Dans une expérience, M2.7 a optimisé les performances de codage d'un modèle dans un environnement de développement interne complètement de manière autonome sur plus de 100 cycles. À chaque cycle, il a analysé les échecs, planifié des changements, ajusté le code, testé les résultats, et décidé de conserver ou de rejeter les modifications. Selon MiniMax, cela a conduit à un gain de performance de 30 % sur les ensembles d'évaluation internes.

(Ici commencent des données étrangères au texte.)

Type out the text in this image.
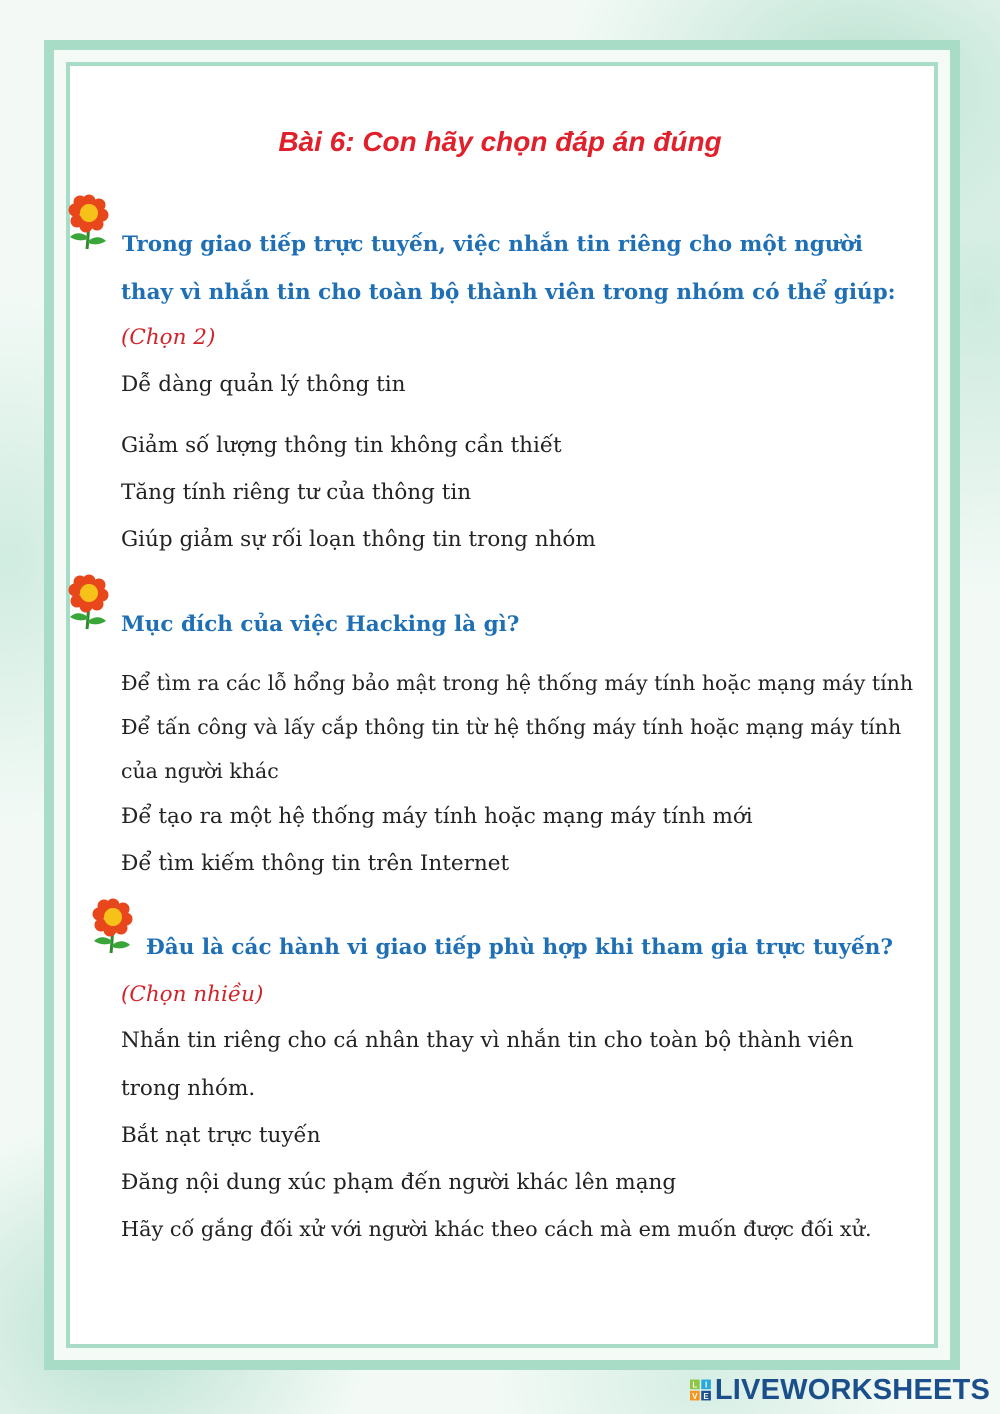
Bài 6: Con hãy chọn đáp án đúng

Trong giao tiếp trực tuyến, việc nhắn tin riêng cho một người

thay vì nhắn tin cho toàn bộ thành viên trong nhóm có thể giúp:

(Chọn 2)

Dễ dàng quản lý thông tin

Giảm số lượng thông tin không cần thiết

Tăng tính riêng tư của thông tin

Giúp giảm sự rối loạn thông tin trong nhóm

Mục đích của việc Hacking là gì?

Để tìm ra các lỗ hổng bảo mật trong hệ thống máy tính hoặc mạng máy tính

Để tấn công và lấy cắp thông tin từ hệ thống máy tính hoặc mạng máy tính

của người khác

Để tạo ra một hệ thống máy tính hoặc mạng máy tính mới

Để tìm kiếm thông tin trên Internet

Đâu là các hành vi giao tiếp phù hợp khi tham gia trực tuyến?

(Chọn nhiều)

Nhắn tin riêng cho cá nhân thay vì nhắn tin cho toàn bộ thành viên

trong nhóm.

Bắt nạt trực tuyến

Đăng nội dung xúc phạm đến người khác lên mạng

Hãy cố gắng đối xử với người khác theo cách mà em muốn được đối xử.

L I
V E LIVEWORKSHEETS
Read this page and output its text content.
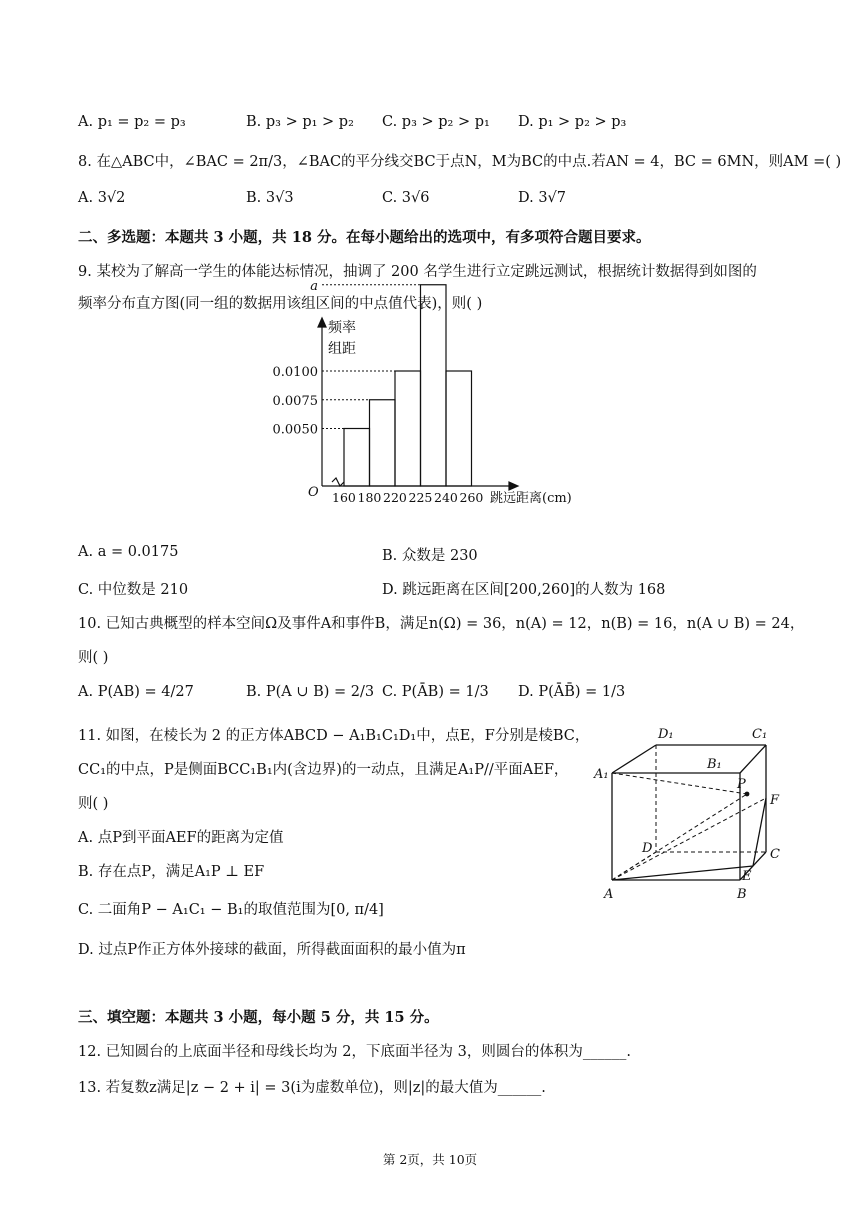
A. p₁ = p₂ = p₃	B. p₃ > p₁ > p₂ C. p₃ > p₂ > p₁ D. p₁ > p₂ > p₃
8. 在△ABC中，∠BAC = 2π/3，∠BAC的平分线交BC于点N，M为BC的中点.若AN = 4，BC = 6MN，则AM =( )
A. 3√2	B. 3√3	C. 3√6	D. 3√7
二、多选题：本题共 3 小题，共 18 分。在每小题给出的选项中，有多项符合题目要求。
9. 某校为了解高一学生的体能达标情况，抽调了 200 名学生进行立定跳远测试，根据统计数据得到如图的
频率分布直方图(同一组的数据用该组区间的中点值代表)，则( )
a
0.0100
0.0075
0.0050
频率
组距
O 160 180 220 225 240 260 跳远距离(cm)
A. a = 0.0175	B. 众数是 230
C. 中位数是 210	D. 跳远距离在区间[200,260]的人数为 168
10. 已知古典概型的样本空间Ω及事件A和事件B，满足n(Ω) = 36，n(A) = 12，n(B) = 16，n(A ∪ B) = 24，
则( )
A. P(AB) = 4/27	B. P(A ∪ B) = 2/3 C. P(ĀB) = 1/3 D. P(ĀB̄) = 1/3
11. 如图，在棱长为 2 的正方体ABCD − A₁B₁C₁D₁中，点E，F分别是棱BC，
CC₁的中点，P是侧面BCC₁B₁内(含边界)的一动点，且满足A₁P//平面AEF，
则( )
A. 点P到平面AEF的距离为定值
B. 存在点P，满足A₁P ⊥ EF
C. 二面角P − A₁C₁ − B₁的取值范围为[0, π/4]
D. 过点P作正方体外接球的截面，所得截面面积的最小值为π
D₁	C₁
B₁
A₁
P
F
D	C
E
A	B
三、填空题：本题共 3 小题，每小题 5 分，共 15 分。
12. 已知圆台的上底面半径和母线长均为 2，下底面半径为 3，则圆台的体积为______.
13. 若复数z满足|z − 2 + i| = 3(i为虚数单位)，则|z|的最大值为______.
第 2页，共 10页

Dans 22 compétitions d'apprentissage automatique de l'OpenAI's MLE Bench Lite, M2.7 a atteint un taux moyen de médailles de 66,6 % lors de trois sessions de 24 heures. Cela place le modèle derrière Opus 4.6 (75,7 %) et GPT-5.4 (71,2 %), mais au même niveau que Gemini 3.1, selon l'entreprise.

Cela dit, les résultats des benchmarks servent d'indicateurs utiles mais ne reflètent pas nécessairement les performances dans le monde réel. La façon dont un modèle se classe sur des tests standardisés peut différer considérablement de sa gestion des tâches quotidiennes, et les résultats dépendent fortement des conditions de test, du formatage des prompts, et de l'optimisation du modèle. Ces chiffres doivent être considérés comme des points de référence approximatifs plutôt que comme des mesures définitives de capacité.

M2.7 suit le rythme des meilleurs modèles occidentaux dans les tâches de codage et de bureau

Selon MiniMax, M2.7 fournit des résultats comparables aux modèles occidentaux leaders dans les benchmarks d'ingénierie logicielle. Sur SWE-Pro, il a obtenu 56,22 %, comparable à GPT-5.3-Codex. Sur VIBE-Pro, un benchmark pour la livraison complète de projets, il a atteint 55,6 %. Dans des scénarios réels, M2.7 aurait réduit le temps de récupération des pannes de systèmes de production à moins de trois minutes à plusieurs reprises.

Pour le travail de bureau professionnel, M2.7 a atteint un score ELO de 1 495 sur le benchmark GDPval-AA, le score le plus élevé parmi les modèles à poids ouverts, selon MiniMax. Le modèle gère apparemment des modifications multi-niveaux dans Word, Excel, et PowerPoint avec une grande précision et maintient une fidélité de règles de 97 % à travers plus de 40 ensembles d'instructions complexes.

En exemple pratique, MiniMax décrit une analyse financière pour TSMC où M2.7 a lu de manière autonome des rapports annuels, construit un modèle de prévision des ventes, et transformé les résultats en une présentation et un rapport de recherche. Des experts financiers ont déclaré que la sortie pouvait déjà servir de première ébauche.

Démo open-source amène l'interaction IA dans un environnement graphique

Au-delà des scénarios de productivité, MiniMax a également amélioré la cohérence des personnages et l'intelligence émotionnelle du modèle. Pour le démontrer, l'entreprise a lancé OpenRoom, un projet open-source qui déplace l'interaction IA dans un environnement web graphique où les personnages interagissent de manière proactive avec leur environnement. M2.7 est disponible via MiniMax Agent et la plateforme API ; contrairement aux versions précédentes du modèle, les poids ne sont pas encore disponibles.

Jürgen Schmidhuber a posé les bases théoriques de l'IA auto-améliorante en 2003 avec le concept de la "Godel Machine," qui ne modifie son propre code que lorsqu'il existe une preuve formelle de bénéfice. Des projets comme la "Darwin-Gödel Machine" de Sakana AI et la "Huxley-Gödel Machine" du laboratoire KAUST de Schmidhuber adoptent une approche plus pragmatique, permettant aux agents IA de modifier itérativement leur propre code et de choisir les variantes les plus performantes à travers un processus évolutif.